An exploration of the blending of the senses without the use of psychoactive hallucinogens.
Review by Fate Staff
New Page Books • by Maureen Seaberg
Synesthesia is the unique ability to link colors, sounds and shapes into a surreal sensory experience. Basically, certain letters, sound and smells are experienced as swirling symphonies of color depending on the individual.
To be clear, synesthesia is not a handicap or a dysfunction, but the loss of inhibition in distinguishing between the senses. The condition is rare and most people can’t experience synesthesia without psychoactive hallucinogens. So for those of us left wanting, we have lifelong synesthete and New York Times journalist Maureen Seaberg to take us on a journey thru her eyes and ears.
Seaberg describes her own personal experiences of growing up trying to understand a visual sensation that few understood. And while her personal story is the heart of the book, it’s her interviews with famous synesthetes such as American pop master Billy Joel, violinist Itzhak Pearlman and producer Pharell Williams that explode with color. The descriptions of their methods for crafting music from synesthesia are well worth the price of admission. Which makes you wonder why synesthetes are virtually unheard of? There was a time when synesthetes were in the salons of Paris and culturally celebrated for their abilities, but now not even main stream science cares to study the condition.
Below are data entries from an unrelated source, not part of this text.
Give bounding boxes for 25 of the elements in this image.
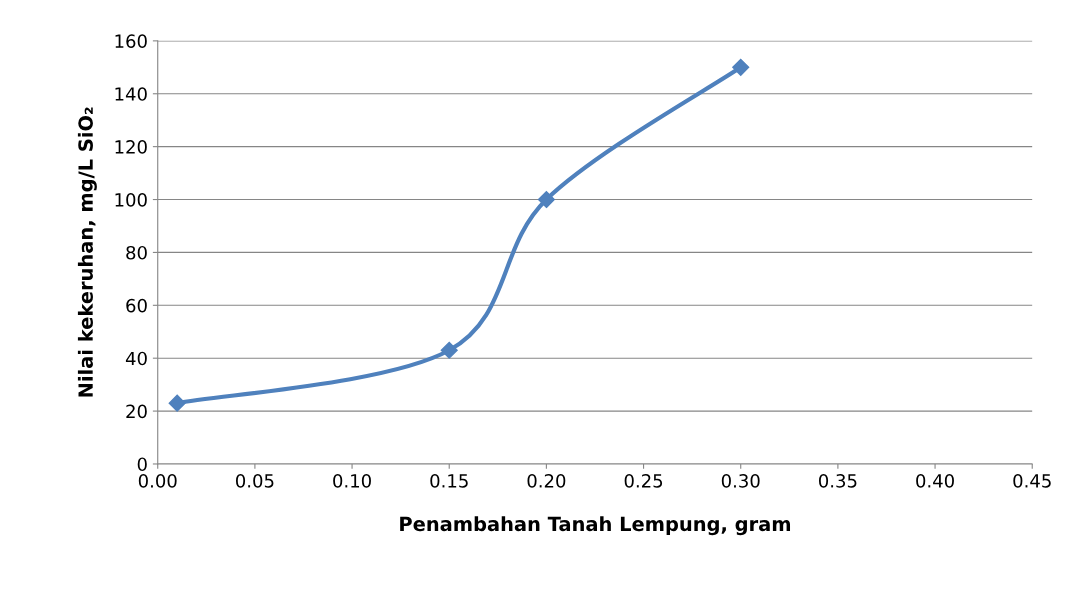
y-axis-title: Nilai kekeruhan, mg/L SiO₂ (77, 107, 97, 397)
y-tick-label: 140 (115, 87, 147, 101)
y-tick-label: 120 (115, 140, 147, 154)
x-tick-label: 0.00 (138, 474, 177, 488)
x-tick-label: 0.35 (818, 474, 857, 488)
point (168, 394, 186, 412)
y-tick-label: 40 (125, 351, 147, 366)
x-tick-label: 0.45 (1013, 474, 1051, 488)
x-tick-label: 0.40 (916, 474, 954, 488)
x-tick-label: 0.15 (430, 474, 468, 488)
x-tick-label: 0.05 (235, 474, 274, 488)
y-tick-label: 0 (137, 457, 147, 472)
x-tick-label: 0.30 (721, 474, 760, 488)
x-tick-label: 0.20 (527, 474, 566, 488)
point (537, 190, 555, 209)
x-tick-label: 0.10 (333, 474, 371, 488)
point (732, 58, 750, 76)
y-tick-label: 80 (126, 245, 147, 260)
y-tick-label: 100 (115, 192, 147, 207)
y-tick-label: 160 (115, 34, 147, 48)
point (440, 341, 458, 359)
x-tick-label: 0.25 (624, 474, 663, 488)
y-tick-label: 20 (126, 404, 147, 419)
x-axis-title: Penambahan Tanah Lempung, gram (400, 516, 791, 536)
y-tick-label: 60 (126, 298, 147, 313)
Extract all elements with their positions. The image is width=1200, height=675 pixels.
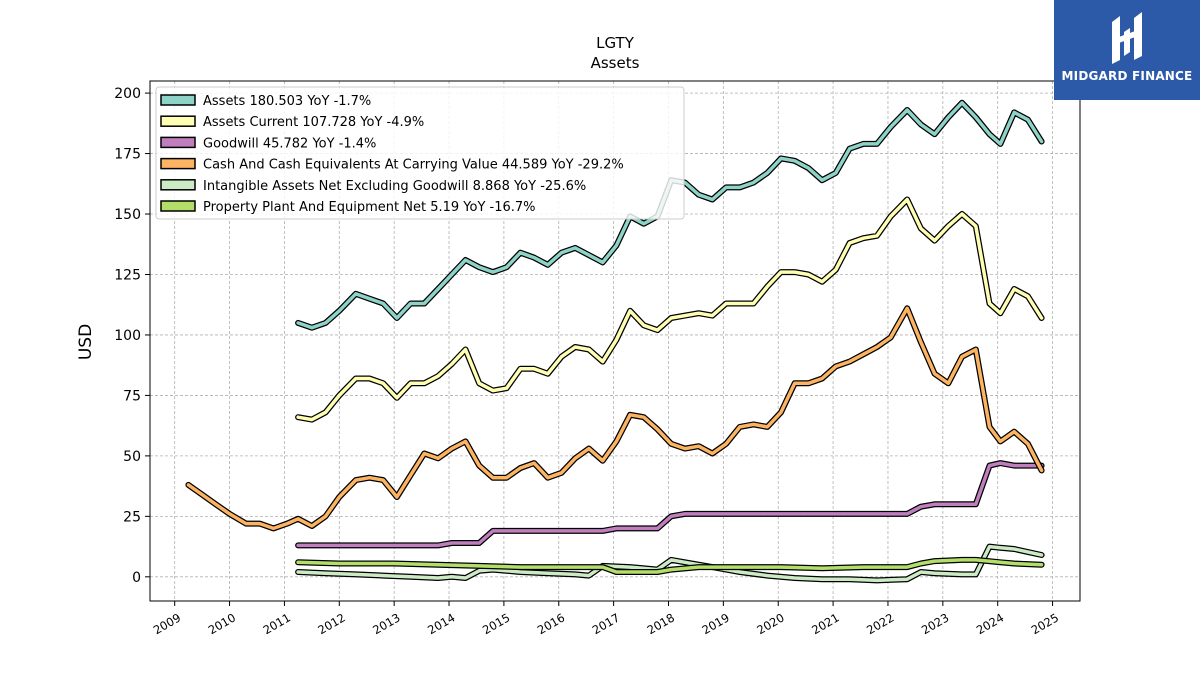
x-tick-label: 2022 [864, 610, 896, 637]
x-tick-label: 2023 [919, 610, 951, 637]
x-tick-label: 2018 [645, 610, 677, 637]
legend-swatch [160, 115, 196, 127]
x-tick-label: 2014 [425, 610, 457, 637]
legend: Assets 180.503 YoY -1.7% Assets Current 1… [155, 86, 685, 220]
x-tick-label: 2019 [700, 610, 732, 637]
legend-swatch [160, 200, 196, 212]
series-property-plant-and-equipment-net [295, 556, 1045, 575]
x-tick-label: 2017 [590, 610, 622, 637]
y-tick-label: 200 [114, 86, 141, 102]
legend-item-label: Assets Current 107.728 YoY -4.9% [203, 115, 424, 130]
series-line [296, 558, 1044, 574]
x-tick-label: 2013 [370, 610, 402, 637]
plot-frame [149, 80, 1081, 602]
legend-swatch [160, 157, 196, 170]
chart-title: LGTY [596, 34, 635, 52]
x-tick-label: 2015 [480, 610, 512, 637]
legend-item-label: Assets 180.503 YoY -1.7% [203, 94, 371, 109]
legend-box [155, 86, 685, 220]
legend-item-label: Intangible Assets Net Excluding Goodwill… [203, 179, 586, 194]
legend-swatch [160, 136, 196, 149]
x-tick-label: 2012 [315, 610, 347, 637]
x-tick-label: 2024 [974, 610, 1006, 637]
y-tick-label: 25 [123, 509, 141, 525]
legend-item-label: Cash And Cash Equivalents At Carrying Va… [203, 158, 624, 173]
legend-item-label: Goodwill 45.782 YoY -1.4% [203, 136, 376, 151]
brand-logo: MIDGARD FINANCE [1054, 0, 1200, 100]
series-intangible-assets-net-excluding-goodwill [295, 543, 1045, 584]
brand-name: MIDGARD FINANCE [1061, 69, 1193, 83]
y-tick-label: 175 [114, 147, 141, 163]
legend-swatch [160, 94, 196, 106]
legend-item-label: Property Plant And Equipment Net 5.19 Yo… [203, 200, 536, 215]
x-tick-label: 2021 [809, 610, 841, 637]
y-tick-label: 50 [123, 449, 141, 465]
y-tick-label: 125 [114, 267, 141, 283]
y-tick-label: 0 [132, 570, 141, 586]
series-goodwill [295, 460, 1045, 549]
x-tick-label: 2009 [151, 610, 183, 637]
series-line [186, 306, 1044, 531]
x-tick-label: 2020 [754, 610, 786, 637]
legend-swatch [160, 179, 196, 191]
y-tick-label: 75 [123, 388, 141, 404]
x-tick-label: 2025 [1029, 610, 1061, 637]
series-line [296, 544, 1044, 583]
series-assets-current [295, 196, 1045, 423]
chart-subtitle: Assets [591, 54, 640, 72]
series-line [296, 197, 1044, 422]
y-axis-label: USD [76, 324, 96, 360]
x-tick-label: 2016 [535, 610, 567, 637]
brand-mark-icon [1112, 12, 1142, 64]
series-cash-and-cash-equivalents-at-carrying-value [185, 305, 1045, 532]
series-line [296, 461, 1044, 548]
x-tick-label: 2010 [206, 610, 238, 637]
y-tick-label: 150 [114, 207, 141, 223]
x-tick-label: 2011 [261, 610, 293, 637]
y-tick-label: 100 [114, 328, 141, 344]
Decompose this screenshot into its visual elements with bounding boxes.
The book is an encouraging biography composed of reflections Seaberg gleams from her interviews and weaves into her story of striving to understand the sights that she and many other artists share. And having friends in high places, like Norman Mailer (turns out Marilyn Monroe was one too) helps when trying to expand public knowledge of Synesthesias existence. Overall, the book is a humorous and eye opening read you will have to taste to believe.